HgTe quantum wells for QHE metrology under soft cryomagnetic conditions: permanent magnets and liquid 4He temperatures

Abstract

HgTe quantum wells with a thickness of 7 nm may have a graphene-like band structure and have been recently proposed to be potential candidates for quantum Hall effect (QHE) resistance standards under the condition of operation in the fields above certain critical field Bc, above which the topological phase (with parasitic edge conduction) disappears. We present experimental studies of the magnetoresistance of different of HgTe quantum wells as a function temperature and magnetic field, determining the critical magnetic field Bc.
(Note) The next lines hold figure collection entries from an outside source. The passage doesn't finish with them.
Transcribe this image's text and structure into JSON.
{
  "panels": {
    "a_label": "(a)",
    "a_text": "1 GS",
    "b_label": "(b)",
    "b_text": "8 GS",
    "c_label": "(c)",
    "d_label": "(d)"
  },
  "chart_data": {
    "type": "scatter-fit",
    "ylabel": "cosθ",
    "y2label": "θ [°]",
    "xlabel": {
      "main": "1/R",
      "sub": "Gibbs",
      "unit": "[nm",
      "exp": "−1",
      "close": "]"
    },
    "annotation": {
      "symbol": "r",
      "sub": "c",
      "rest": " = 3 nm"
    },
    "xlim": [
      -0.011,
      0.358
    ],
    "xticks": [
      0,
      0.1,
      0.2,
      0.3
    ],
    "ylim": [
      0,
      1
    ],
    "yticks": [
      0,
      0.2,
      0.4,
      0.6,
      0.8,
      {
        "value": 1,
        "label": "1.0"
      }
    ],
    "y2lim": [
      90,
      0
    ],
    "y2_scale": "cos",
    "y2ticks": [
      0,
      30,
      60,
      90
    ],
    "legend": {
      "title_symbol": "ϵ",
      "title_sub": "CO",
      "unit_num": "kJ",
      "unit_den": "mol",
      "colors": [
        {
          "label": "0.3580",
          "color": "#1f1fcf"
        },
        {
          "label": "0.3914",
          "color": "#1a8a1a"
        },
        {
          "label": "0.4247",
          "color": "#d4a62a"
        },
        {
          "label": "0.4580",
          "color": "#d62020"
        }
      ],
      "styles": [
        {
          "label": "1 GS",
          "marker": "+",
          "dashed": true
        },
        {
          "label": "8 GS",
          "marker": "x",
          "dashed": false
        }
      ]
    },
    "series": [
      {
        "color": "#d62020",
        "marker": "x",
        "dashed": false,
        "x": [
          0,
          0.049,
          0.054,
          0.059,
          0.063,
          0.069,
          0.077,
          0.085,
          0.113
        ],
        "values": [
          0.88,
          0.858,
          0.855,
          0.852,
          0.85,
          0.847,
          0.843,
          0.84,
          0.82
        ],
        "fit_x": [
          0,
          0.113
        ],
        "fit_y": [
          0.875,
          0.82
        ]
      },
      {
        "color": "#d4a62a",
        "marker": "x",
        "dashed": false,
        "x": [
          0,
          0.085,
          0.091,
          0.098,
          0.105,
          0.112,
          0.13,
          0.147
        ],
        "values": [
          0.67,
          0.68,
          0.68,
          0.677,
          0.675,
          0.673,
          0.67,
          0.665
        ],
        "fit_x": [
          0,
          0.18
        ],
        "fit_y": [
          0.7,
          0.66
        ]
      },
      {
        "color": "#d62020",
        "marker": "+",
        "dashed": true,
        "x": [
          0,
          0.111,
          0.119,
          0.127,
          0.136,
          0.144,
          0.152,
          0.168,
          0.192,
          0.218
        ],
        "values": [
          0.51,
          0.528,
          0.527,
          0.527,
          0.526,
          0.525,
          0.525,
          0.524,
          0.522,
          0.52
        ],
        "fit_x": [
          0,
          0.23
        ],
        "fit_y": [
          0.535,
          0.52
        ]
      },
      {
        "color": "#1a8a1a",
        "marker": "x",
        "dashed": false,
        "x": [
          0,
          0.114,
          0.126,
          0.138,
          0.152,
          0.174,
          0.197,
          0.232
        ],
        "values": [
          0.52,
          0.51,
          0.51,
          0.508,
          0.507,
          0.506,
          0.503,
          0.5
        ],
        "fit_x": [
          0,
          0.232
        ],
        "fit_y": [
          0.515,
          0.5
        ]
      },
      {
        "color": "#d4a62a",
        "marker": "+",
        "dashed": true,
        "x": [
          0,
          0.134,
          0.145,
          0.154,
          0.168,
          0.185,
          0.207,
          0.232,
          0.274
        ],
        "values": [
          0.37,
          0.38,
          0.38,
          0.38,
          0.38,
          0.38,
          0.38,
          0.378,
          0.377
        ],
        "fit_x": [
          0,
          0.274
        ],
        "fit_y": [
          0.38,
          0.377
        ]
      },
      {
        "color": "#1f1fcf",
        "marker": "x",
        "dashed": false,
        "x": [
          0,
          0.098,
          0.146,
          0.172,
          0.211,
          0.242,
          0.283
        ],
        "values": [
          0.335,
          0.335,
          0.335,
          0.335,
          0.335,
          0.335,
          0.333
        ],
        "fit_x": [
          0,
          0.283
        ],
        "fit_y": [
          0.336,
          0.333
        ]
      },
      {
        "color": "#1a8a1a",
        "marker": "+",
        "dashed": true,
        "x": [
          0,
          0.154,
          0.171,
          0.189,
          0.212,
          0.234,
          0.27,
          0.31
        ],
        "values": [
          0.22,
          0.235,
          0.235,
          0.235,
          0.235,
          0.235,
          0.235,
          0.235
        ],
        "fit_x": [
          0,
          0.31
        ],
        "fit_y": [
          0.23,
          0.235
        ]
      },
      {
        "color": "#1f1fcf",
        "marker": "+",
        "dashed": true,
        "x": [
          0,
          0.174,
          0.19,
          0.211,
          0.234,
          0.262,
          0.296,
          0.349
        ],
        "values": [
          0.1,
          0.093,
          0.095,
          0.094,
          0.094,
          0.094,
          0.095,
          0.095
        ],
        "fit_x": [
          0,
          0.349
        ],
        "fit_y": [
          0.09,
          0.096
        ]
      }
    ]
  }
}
We demonstrate that for QWs of specific width Bc becomes low enough to grant observation of remarkably wide QHE plateaus at the filling factor v=-1 (holes) in relaxed cryomagnetic conditions: while using commercial 0.82 T Neodymium permanent magnets and temperature of a few Kelvin provided by 4He liquid system only. Band structure calculations allow us to explain qualitatively observed phenomena due to the interplay between light holes and heavy holes energy sub-bands (side maxima of the valence band). Our work clearly shows that the peculiar band structure properties of HgTe QWs with massless Dirac fermions make them an ideal platform for developing metrological devices with relaxed cryomagnetic conditions.